"Come On Get Higher" is the song i listen to when i'm exceptionally emotional, which means it's been on repeat lately.

no one would ever call it a sophisticated song. it's easily categorized as pop—not even indie pop, but straight-up mainstream pop: the kind of song which gets covered by Boyce Avenue, overplayed on the radio, found in the background of every grocery store circa 2007. it's four chords (Em7 Cadd9 G D, Csus if you're feeling fancy) repeated in what is objectively an uninteresting pattern, with a capo on the second fret, playable by even the most beginner guitarist.

it's a love song; a sappy, extra, over-the-top love song which is decidedly sensual. it's unmistakably, impossibly rich and sure and sexy, wanting in its rawest form. even better: it's not a song about unrequited pining. this narrator knows that they are allowed to want the subject like this, and something about that is glorious. it's not a crush song, not really even a falling-in-love song; it's a relationshippy, in-it-for-life, all-consuming-wanting song. it's all the intensity of being twentysomething, and the way it feels to want something—really, really want something with every fiber of your being. to want like this is an act of cosmic defiance against every inertial force which might scare you into settling for anything less. it is audacious to love like this.

in an interview on the writing process, songwriter Matt Nathanson says,

"The experiences I had when I was 25, and the songs I wrote about them, are completely foreign to me now. It’s impossible for me to feel those things as intensely as I did. Some of the songs on Some Mad Hope are desperately romantic, like unbelievably hungry. When I go back and listen to those songs now, I can still remember what that felt like. But I can’t get back to those feelings to write about them."

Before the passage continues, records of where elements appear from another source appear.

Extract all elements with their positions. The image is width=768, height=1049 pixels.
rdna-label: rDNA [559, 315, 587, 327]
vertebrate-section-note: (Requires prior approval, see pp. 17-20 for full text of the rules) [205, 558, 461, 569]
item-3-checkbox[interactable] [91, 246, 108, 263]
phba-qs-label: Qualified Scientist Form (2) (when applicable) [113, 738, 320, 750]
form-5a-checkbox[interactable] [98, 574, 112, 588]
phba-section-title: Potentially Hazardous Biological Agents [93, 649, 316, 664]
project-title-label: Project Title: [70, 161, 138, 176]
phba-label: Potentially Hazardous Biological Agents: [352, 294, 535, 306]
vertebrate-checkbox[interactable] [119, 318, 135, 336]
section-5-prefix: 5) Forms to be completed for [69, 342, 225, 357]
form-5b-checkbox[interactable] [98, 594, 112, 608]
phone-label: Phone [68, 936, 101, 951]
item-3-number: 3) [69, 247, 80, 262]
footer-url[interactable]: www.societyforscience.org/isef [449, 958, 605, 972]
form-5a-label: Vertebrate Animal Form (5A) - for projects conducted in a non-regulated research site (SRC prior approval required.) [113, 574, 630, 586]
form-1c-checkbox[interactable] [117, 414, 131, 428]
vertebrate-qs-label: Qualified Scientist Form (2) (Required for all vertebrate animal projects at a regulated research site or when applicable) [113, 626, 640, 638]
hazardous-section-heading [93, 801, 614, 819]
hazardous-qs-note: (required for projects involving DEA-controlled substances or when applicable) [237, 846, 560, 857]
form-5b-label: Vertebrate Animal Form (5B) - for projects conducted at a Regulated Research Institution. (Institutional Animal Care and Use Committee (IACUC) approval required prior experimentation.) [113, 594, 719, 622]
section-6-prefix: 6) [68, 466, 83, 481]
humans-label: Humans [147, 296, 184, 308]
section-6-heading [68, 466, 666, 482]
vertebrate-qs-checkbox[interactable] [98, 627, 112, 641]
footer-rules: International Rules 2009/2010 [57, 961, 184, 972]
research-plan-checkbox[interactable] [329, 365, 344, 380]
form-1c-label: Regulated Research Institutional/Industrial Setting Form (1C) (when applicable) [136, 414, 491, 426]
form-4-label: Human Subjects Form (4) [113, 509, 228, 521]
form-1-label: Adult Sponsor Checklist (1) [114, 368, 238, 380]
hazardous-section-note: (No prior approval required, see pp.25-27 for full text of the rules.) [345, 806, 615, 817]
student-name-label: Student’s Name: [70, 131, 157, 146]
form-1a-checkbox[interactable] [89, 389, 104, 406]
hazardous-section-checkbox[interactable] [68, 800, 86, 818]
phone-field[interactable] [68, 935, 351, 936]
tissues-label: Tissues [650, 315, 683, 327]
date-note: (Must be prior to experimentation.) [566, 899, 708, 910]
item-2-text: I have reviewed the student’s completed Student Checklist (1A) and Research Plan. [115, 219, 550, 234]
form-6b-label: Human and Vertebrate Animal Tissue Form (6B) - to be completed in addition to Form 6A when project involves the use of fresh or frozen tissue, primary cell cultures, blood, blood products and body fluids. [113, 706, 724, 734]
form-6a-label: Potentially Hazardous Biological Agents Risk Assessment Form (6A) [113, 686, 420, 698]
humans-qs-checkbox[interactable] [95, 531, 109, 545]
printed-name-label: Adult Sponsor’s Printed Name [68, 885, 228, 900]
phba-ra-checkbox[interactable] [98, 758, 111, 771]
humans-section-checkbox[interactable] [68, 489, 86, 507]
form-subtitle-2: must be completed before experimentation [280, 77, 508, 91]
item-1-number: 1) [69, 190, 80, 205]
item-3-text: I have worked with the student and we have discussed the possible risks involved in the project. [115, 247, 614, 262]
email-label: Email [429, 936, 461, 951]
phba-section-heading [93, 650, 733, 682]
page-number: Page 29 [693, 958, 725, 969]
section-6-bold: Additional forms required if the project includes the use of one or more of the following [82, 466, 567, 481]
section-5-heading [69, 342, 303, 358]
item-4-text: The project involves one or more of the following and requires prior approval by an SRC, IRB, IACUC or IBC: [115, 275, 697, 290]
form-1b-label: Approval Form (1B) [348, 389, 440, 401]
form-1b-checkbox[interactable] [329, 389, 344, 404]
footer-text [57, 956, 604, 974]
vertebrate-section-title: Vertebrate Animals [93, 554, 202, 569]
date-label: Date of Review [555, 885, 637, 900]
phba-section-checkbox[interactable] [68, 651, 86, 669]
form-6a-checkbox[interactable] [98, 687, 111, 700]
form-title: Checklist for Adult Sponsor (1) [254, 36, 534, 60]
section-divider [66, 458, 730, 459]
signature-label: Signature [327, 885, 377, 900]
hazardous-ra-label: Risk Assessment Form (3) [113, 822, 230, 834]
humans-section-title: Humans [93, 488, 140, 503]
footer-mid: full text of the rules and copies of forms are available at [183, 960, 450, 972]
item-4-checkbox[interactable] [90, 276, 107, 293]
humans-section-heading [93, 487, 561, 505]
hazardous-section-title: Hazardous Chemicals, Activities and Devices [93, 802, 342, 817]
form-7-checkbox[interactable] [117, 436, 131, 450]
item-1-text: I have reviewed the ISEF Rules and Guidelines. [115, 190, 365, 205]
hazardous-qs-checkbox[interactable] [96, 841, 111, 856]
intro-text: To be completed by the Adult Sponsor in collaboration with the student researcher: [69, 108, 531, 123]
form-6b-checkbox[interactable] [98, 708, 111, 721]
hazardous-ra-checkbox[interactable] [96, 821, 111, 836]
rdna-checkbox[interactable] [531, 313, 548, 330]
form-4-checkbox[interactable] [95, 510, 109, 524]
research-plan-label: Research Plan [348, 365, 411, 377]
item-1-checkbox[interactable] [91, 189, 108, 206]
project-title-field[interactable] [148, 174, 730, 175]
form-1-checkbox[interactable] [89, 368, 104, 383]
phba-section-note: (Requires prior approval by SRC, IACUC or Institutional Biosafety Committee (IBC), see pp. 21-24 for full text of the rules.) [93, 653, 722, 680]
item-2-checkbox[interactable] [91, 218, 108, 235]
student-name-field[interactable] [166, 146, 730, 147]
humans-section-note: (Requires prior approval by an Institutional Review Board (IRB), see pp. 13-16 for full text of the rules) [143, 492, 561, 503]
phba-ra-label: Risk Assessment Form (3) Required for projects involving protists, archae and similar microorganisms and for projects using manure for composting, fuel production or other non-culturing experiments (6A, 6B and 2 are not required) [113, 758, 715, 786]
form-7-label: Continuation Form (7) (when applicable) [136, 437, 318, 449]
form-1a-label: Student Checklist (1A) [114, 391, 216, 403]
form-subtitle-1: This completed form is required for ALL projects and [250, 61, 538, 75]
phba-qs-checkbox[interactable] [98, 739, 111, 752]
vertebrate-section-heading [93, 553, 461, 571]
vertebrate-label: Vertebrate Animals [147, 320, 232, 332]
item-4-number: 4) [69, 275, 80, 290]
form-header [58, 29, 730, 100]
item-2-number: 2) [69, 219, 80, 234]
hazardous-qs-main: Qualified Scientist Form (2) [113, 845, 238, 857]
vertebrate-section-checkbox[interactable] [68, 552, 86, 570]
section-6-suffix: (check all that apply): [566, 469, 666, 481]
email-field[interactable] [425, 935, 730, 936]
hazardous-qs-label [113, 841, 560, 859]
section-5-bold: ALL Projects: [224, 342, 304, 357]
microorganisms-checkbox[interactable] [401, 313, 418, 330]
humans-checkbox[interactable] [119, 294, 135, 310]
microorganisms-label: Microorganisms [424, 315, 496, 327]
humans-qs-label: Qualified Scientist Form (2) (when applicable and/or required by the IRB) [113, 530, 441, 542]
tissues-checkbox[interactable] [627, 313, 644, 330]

it's terrifying to think that i may not always be like this—intense and hungry and capricious and fiery and stressed out and alive, awake and wide-eyed at midnight, certain that magic is possible, convinced that there is always a new adventure around the corner if only we dare to look for it. i have a lot of feelings and sometimes i think i would like to be able to turn them off. but that's not really true, not at all. i want to always have the capacity to feel this much.

i like love songs because they are celebratory by nature, a tribute to extraordinary emotion and the rare magic that happens between two people, wild hope and openheartedness, being twentysomething and absolutely certain of another person, our capacity for can't-sleep-can't-breathe-without-you love.

“Come On Get Higher” is a tribute to extremes, an appreciation for heights. it's about perfect storms, the way it feels to be swept up in another person, intimacy and intoxication and consensual drowning, missing someone in a whole-body, one-way-flight, searched-the-world-for-this* kind of way—the only way to miss someone, really, because what's the point of anything less?

i've never been one for balance or calmness. i spent a year trying to understand the appeal of stoicism and chasing the supposed inner peace promised by meditation. i say that it never worked for me, but i secretly suspect that i never really wanted it to work for me. i never want to dull the intensity of existence, never want to miss the way it feels to stay up all night, feeling every possible feeling to the fullest extent even though it is emotionally exhausting.

i like extremes; i like the edge of emotion. i like the thrill before the leap, and staring into the great unknown. i like things which feel most like living, reminders that you are alive and your very existence is incomprehensible magic to other people. i think that if you're going to rain, you should really just storm, and that the world is not yet too old or too jaded for wild romance. some of the best things in this life would never fit into a rationality framework.

everything in moderation including moderation, indeed.